Europe's technology bulls returned as Wall Street pushed higher following last week's sell-off. Nokia was up almost 5 per cent at €30.90, Philips rose 7 per cent to €32.70 and Siemens rose 7.4 per cent to €118.17.
There was a rally across the TMTs - technology, media and telecom sectors. Lehman Brothers raised its weightings in all three, advising investors to hold a portfolio overweight in technology stocks and neutral in the other two.
French telecoms equipment maker Alcatel rose 4.5 per cent to €42.21 in spite of comments in Les Echos which suggested it was downgrading forecasts. Mr Serge Tchuruk, the chairman, said growth in the first quarter would be above 20 per cent but "for the rest of the year, given the lack of visibility, I'd rather not give figures now".
Previously it had forecast 20-25 per cent sales growth for 2001. Mr Tchuruk said: "Longer term, however, I am convinced that we can maintain an annual growth of 15-20 per cent."

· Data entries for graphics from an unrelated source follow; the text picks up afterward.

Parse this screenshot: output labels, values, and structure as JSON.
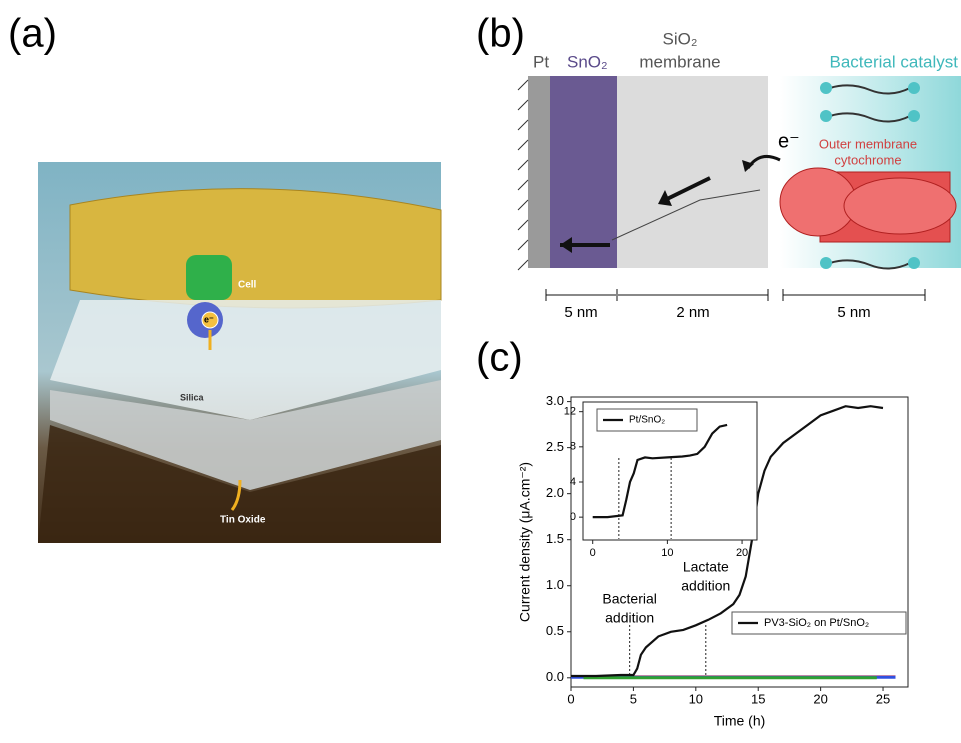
{
  "panel_a": {
    "label": "(a)",
    "cell": "Cell",
    "electron": "e⁻",
    "silica": "Silica",
    "tin_oxide": "Tin Oxide"
  },
  "panel_b": {
    "label": "(b)",
    "pt": "Pt",
    "sno2": "SnO₂",
    "sio2": "SiO₂",
    "membrane": "membrane",
    "bacterial": "Bacterial catalyst",
    "electron": "e⁻",
    "outer": "Outer membrane",
    "cytochrome": "cytochrome",
    "dim1": "5 nm",
    "dim2": "2 nm",
    "dim3": "5 nm"
  },
  "panel_c": {
    "label": "(c)"
  },
  "chart_data": [
    {
      "type": "line",
      "xlabel": "Time (h)",
      "ylabel": "Current density (μA.cm⁻²)",
      "legend": "lower right",
      "xlim": [
        0,
        27
      ],
      "ylim": [
        -0.1,
        3.05
      ],
      "xticks": [
        0,
        5,
        10,
        15,
        20,
        25
      ],
      "yticks": [
        {
          "value": 0,
          "label": "0.0"
        },
        {
          "value": 0.5,
          "label": "0.5"
        },
        {
          "value": 1,
          "label": "1.0"
        },
        {
          "value": 1.5,
          "label": "1.5"
        },
        {
          "value": 2,
          "label": "2.0"
        },
        {
          "value": 2.5,
          "label": "2.5"
        },
        {
          "value": 3,
          "label": "3.0"
        }
      ],
      "annotations": [
        {
          "text": [
            "Bacterial",
            "addition"
          ],
          "x": 4.7
        },
        {
          "text": [
            "Lactate",
            "addition"
          ],
          "x": 10.8
        }
      ],
      "series": [
        {
          "color": "#e03030",
          "x": [
            0,
            26
          ],
          "values": [
            0.01,
            0.01
          ]
        },
        {
          "color": "#3050e0",
          "x": [
            0,
            26
          ],
          "values": [
            0.005,
            0.005
          ]
        },
        {
          "color": "#30a030",
          "x": [
            1,
            24.5
          ],
          "values": [
            0.0,
            0.0
          ]
        },
        {
          "name": "PV3-SiO₂ on Pt/SnO₂",
          "color": "#111111",
          "x": [
            0,
            2,
            4,
            5,
            5.3,
            5.6,
            6,
            7,
            8,
            9,
            10,
            11,
            12,
            13,
            13.5,
            14,
            14.5,
            15,
            15.5,
            16,
            17,
            18,
            19,
            20,
            21,
            22,
            23,
            24,
            25
          ],
          "values": [
            0.02,
            0.02,
            0.03,
            0.03,
            0.1,
            0.25,
            0.33,
            0.45,
            0.5,
            0.52,
            0.57,
            0.63,
            0.7,
            0.8,
            0.9,
            1.1,
            1.5,
            2.0,
            2.25,
            2.4,
            2.55,
            2.65,
            2.75,
            2.85,
            2.9,
            2.95,
            2.93,
            2.95,
            2.93
          ]
        }
      ]
    },
    {
      "type": "line",
      "legend": "upper left",
      "xlim": [
        -1.3,
        22
      ],
      "ylim": [
        -2.6,
        13.1
      ],
      "xticks": [
        0,
        10,
        20
      ],
      "yticks": [
        0,
        4,
        8,
        12
      ],
      "annotations": [
        {
          "x": 3.5
        },
        {
          "x": 10.5
        }
      ],
      "series": [
        {
          "name": "Pt/SnO₂",
          "color": "#111111",
          "x": [
            0,
            2,
            4,
            4.5,
            5,
            5.5,
            6,
            7,
            8,
            10,
            12,
            13,
            14,
            15,
            16,
            17,
            18
          ],
          "values": [
            0,
            0,
            0.2,
            2,
            4,
            5,
            6.5,
            6.8,
            6.7,
            6.8,
            6.9,
            7,
            7.2,
            8,
            9.5,
            10.3,
            10.5
          ]
        }
      ]
    }
  ]
}
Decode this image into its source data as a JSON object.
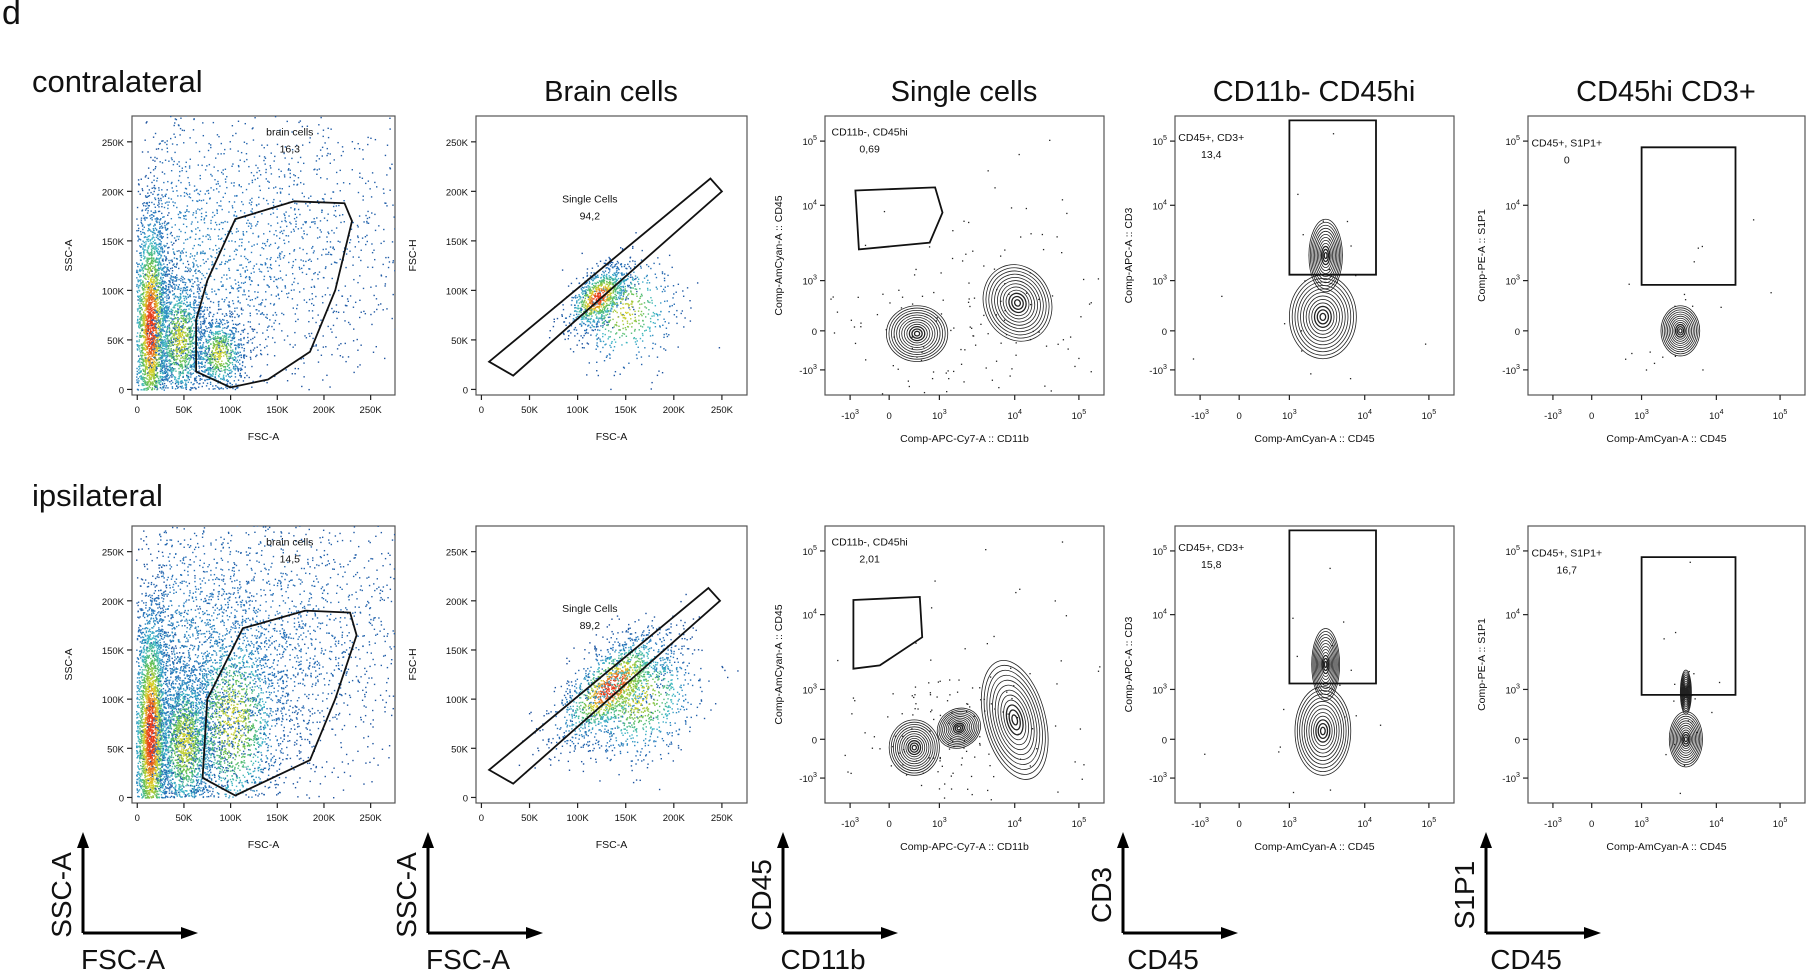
{
  "panel_letter": "d",
  "column_titles": [
    "",
    "Brain cells",
    "Single cells",
    "CD11b- CD45hi",
    "CD45hi CD3+"
  ],
  "chart_data": [
    {
      "type": "scatter",
      "row": "contralateral",
      "panels": [
        {
          "title": "",
          "xlabel": "FSC-A",
          "ylabel": "SSC-A",
          "xscale": "linear",
          "yscale": "linear",
          "style": "pseudocolor",
          "xticks": [
            "0",
            "50K",
            "100K",
            "150K",
            "200K",
            "250K"
          ],
          "yticks": [
            "0",
            "50K",
            "100K",
            "150K",
            "200K",
            "250K"
          ],
          "gate": {
            "name": "brain cells",
            "value": "16,3",
            "shape": "polygon",
            "vertices": [
              [
                100000,
                2000
              ],
              [
                140000,
                10000
              ],
              [
                185000,
                38000
              ],
              [
                212000,
                100000
              ],
              [
                230000,
                170000
              ],
              [
                222000,
                188000
              ],
              [
                168000,
                190000
              ],
              [
                105000,
                172000
              ],
              [
                75000,
                110000
              ],
              [
                63000,
                70000
              ],
              [
                63000,
                18000
              ]
            ]
          }
        },
        {
          "title": "Brain cells",
          "xlabel": "FSC-A",
          "ylabel": "FSC-H",
          "xscale": "linear",
          "yscale": "linear",
          "style": "pseudocolor",
          "xticks": [
            "0",
            "50K",
            "100K",
            "150K",
            "200K",
            "250K"
          ],
          "yticks": [
            "0",
            "50K",
            "100K",
            "150K",
            "200K",
            "250K"
          ],
          "gate": {
            "name": "Single Cells",
            "value": "94,2",
            "shape": "polygon",
            "vertices": [
              [
                8000,
                28000
              ],
              [
                33000,
                14000
              ],
              [
                250000,
                200000
              ],
              [
                238000,
                213000
              ]
            ]
          }
        },
        {
          "title": "Single cells",
          "xlabel": "Comp-APC-Cy7-A :: CD11b",
          "ylabel": "Comp-AmCyan-A :: CD45",
          "xscale": "biexponential",
          "yscale": "biexponential",
          "style": "contour",
          "xticks": [
            "-10^3",
            "0",
            "10^3",
            "10^4",
            "10^5"
          ],
          "yticks": [
            "-10^3",
            "0",
            "10^3",
            "10^4",
            "10^5"
          ],
          "gate": {
            "name": "CD11b-, CD45hi",
            "value": "0,69",
            "shape": "polygon",
            "vertices": [
              [
                -700,
                17000
              ],
              [
                800,
                19000
              ],
              [
                1100,
                8000
              ],
              [
                600,
                3200
              ],
              [
                -550,
                2600
              ]
            ]
          }
        },
        {
          "title": "CD11b- CD45hi",
          "xlabel": "Comp-AmCyan-A :: CD45",
          "ylabel": "Comp-APC-A :: CD3",
          "xscale": "biexponential",
          "yscale": "biexponential",
          "style": "contour",
          "xticks": [
            "-10^3",
            "0",
            "10^3",
            "10^4",
            "10^5"
          ],
          "yticks": [
            "-10^3",
            "0",
            "10^3",
            "10^4",
            "10^5"
          ],
          "gate": {
            "name": "CD45+, CD3+",
            "value": "13,4",
            "shape": "rectangle",
            "vertices": [
              [
                1000,
                1200
              ],
              [
                15000,
                1200
              ],
              [
                15000,
                210000
              ],
              [
                1000,
                210000
              ]
            ]
          }
        },
        {
          "title": "CD45hi CD3+",
          "xlabel": "Comp-AmCyan-A :: CD45",
          "ylabel": "Comp-PE-A :: S1P1",
          "xscale": "biexponential",
          "yscale": "biexponential",
          "style": "contour",
          "xticks": [
            "-10^3",
            "0",
            "10^3",
            "10^4",
            "10^5"
          ],
          "yticks": [
            "-10^3",
            "0",
            "10^3",
            "10^4",
            "10^5"
          ],
          "gate": {
            "name": "CD45+, S1P1+",
            "value": "0",
            "shape": "rectangle",
            "vertices": [
              [
                1000,
                800
              ],
              [
                20000,
                800
              ],
              [
                20000,
                80000
              ],
              [
                1000,
                80000
              ]
            ]
          }
        }
      ]
    },
    {
      "type": "scatter",
      "row": "ipsilateral",
      "panels": [
        {
          "title": "",
          "xlabel": "FSC-A",
          "ylabel": "SSC-A",
          "xscale": "linear",
          "yscale": "linear",
          "style": "pseudocolor",
          "xticks": [
            "0",
            "50K",
            "100K",
            "150K",
            "200K",
            "250K"
          ],
          "yticks": [
            "0",
            "50K",
            "100K",
            "150K",
            "200K",
            "250K"
          ],
          "gate": {
            "name": "brain cells",
            "value": "14,5",
            "shape": "polygon",
            "vertices": [
              [
                105000,
                2000
              ],
              [
                185000,
                38000
              ],
              [
                212000,
                100000
              ],
              [
                235000,
                165000
              ],
              [
                228000,
                188000
              ],
              [
                180000,
                190000
              ],
              [
                113000,
                172000
              ],
              [
                75000,
                100000
              ],
              [
                70000,
                20000
              ]
            ]
          }
        },
        {
          "title": "Brain cells",
          "xlabel": "FSC-A",
          "ylabel": "FSC-H",
          "xscale": "linear",
          "yscale": "linear",
          "style": "pseudocolor",
          "xticks": [
            "0",
            "50K",
            "100K",
            "150K",
            "200K",
            "250K"
          ],
          "yticks": [
            "0",
            "50K",
            "100K",
            "150K",
            "200K",
            "250K"
          ],
          "gate": {
            "name": "Single Cells",
            "value": "89,2",
            "shape": "polygon",
            "vertices": [
              [
                8000,
                28000
              ],
              [
                33000,
                14000
              ],
              [
                248000,
                200000
              ],
              [
                236000,
                213000
              ]
            ]
          }
        },
        {
          "title": "Single cells",
          "xlabel": "Comp-APC-Cy7-A :: CD11b",
          "ylabel": "Comp-AmCyan-A :: CD45",
          "xscale": "biexponential",
          "yscale": "biexponential",
          "style": "contour",
          "xticks": [
            "-10^3",
            "0",
            "10^3",
            "10^4",
            "10^5"
          ],
          "yticks": [
            "-10^3",
            "0",
            "10^3",
            "10^4",
            "10^5"
          ],
          "gate": {
            "name": "CD11b-, CD45hi",
            "value": "2,01",
            "shape": "polygon",
            "vertices": [
              [
                -800,
                17000
              ],
              [
                350,
                19000
              ],
              [
                400,
                5000
              ],
              [
                -100,
                2100
              ],
              [
                -800,
                1900
              ]
            ]
          }
        },
        {
          "title": "CD11b- CD45hi",
          "xlabel": "Comp-AmCyan-A :: CD45",
          "ylabel": "Comp-APC-A :: CD3",
          "xscale": "biexponential",
          "yscale": "biexponential",
          "style": "contour",
          "xticks": [
            "-10^3",
            "0",
            "10^3",
            "10^4",
            "10^5"
          ],
          "yticks": [
            "-10^3",
            "0",
            "10^3",
            "10^4",
            "10^5"
          ],
          "gate": {
            "name": "CD45+, CD3+",
            "value": "15,8",
            "shape": "rectangle",
            "vertices": [
              [
                1000,
                1200
              ],
              [
                15000,
                1200
              ],
              [
                15000,
                210000
              ],
              [
                1000,
                210000
              ]
            ]
          }
        },
        {
          "title": "CD45hi CD3+",
          "xlabel": "Comp-AmCyan-A :: CD45",
          "ylabel": "Comp-PE-A :: S1P1",
          "xscale": "biexponential",
          "yscale": "biexponential",
          "style": "contour",
          "xticks": [
            "-10^3",
            "0",
            "10^3",
            "10^4",
            "10^5"
          ],
          "yticks": [
            "-10^3",
            "0",
            "10^3",
            "10^4",
            "10^5"
          ],
          "gate": {
            "name": "CD45+, S1P1+",
            "value": "16,7",
            "shape": "rectangle",
            "vertices": [
              [
                1000,
                750
              ],
              [
                20000,
                750
              ],
              [
                20000,
                80000
              ],
              [
                1000,
                80000
              ]
            ]
          }
        }
      ]
    }
  ],
  "axis_legends": [
    {
      "y": "SSC-A",
      "x": "FSC-A"
    },
    {
      "y": "SSC-A",
      "x": "FSC-A"
    },
    {
      "y": "CD45",
      "x": "CD11b"
    },
    {
      "y": "CD3",
      "x": "CD45"
    },
    {
      "y": "S1P1",
      "x": "CD45"
    }
  ],
  "colors": {
    "axes": "#222222",
    "gate": "#111111",
    "low_density": "#1c4f9c",
    "mid_density": "#3fb8c8",
    "high_density": "#e83a1a"
  }
}
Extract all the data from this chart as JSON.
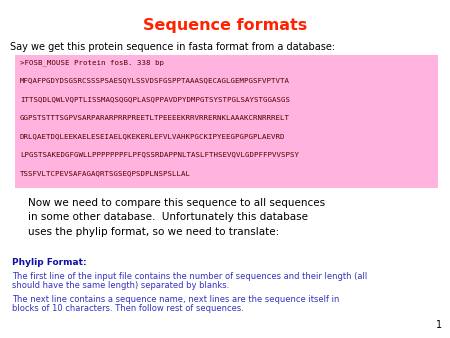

Telecom operators were particularly strong. France Telecom rose 8 per cent to €64.50, Deutsche Telekom 4.4 per cent to €26 and Sonera 6.8 per cent to €9.99. Morgan Stanley Dean Witter made changes to its model portfolio of European telecom companies, raising the weighting of incumbents such as France Telecom and cutting the weighting of alternative carriers such as cable operator NTL.
The Dutch operator KPN Telecom rose 5 per cent to €11.60 after reporting better than expected results. Net profit for 2000 was €1.87 billion compared with €828 million the previous year. This included one-off gains from the sale of a 15 per cent stake in KPN Mobile to NTT DoCoMo, without which it recorded a loss of €626 million.
KPN Telecom said sales for 2001 would rise by 10-15 per cent while Ebitda earnings would rise by about 5 per cent. It said it would sell non-core assets to help cut its debt burden and reiterated its plan to float KPN Mobile this year.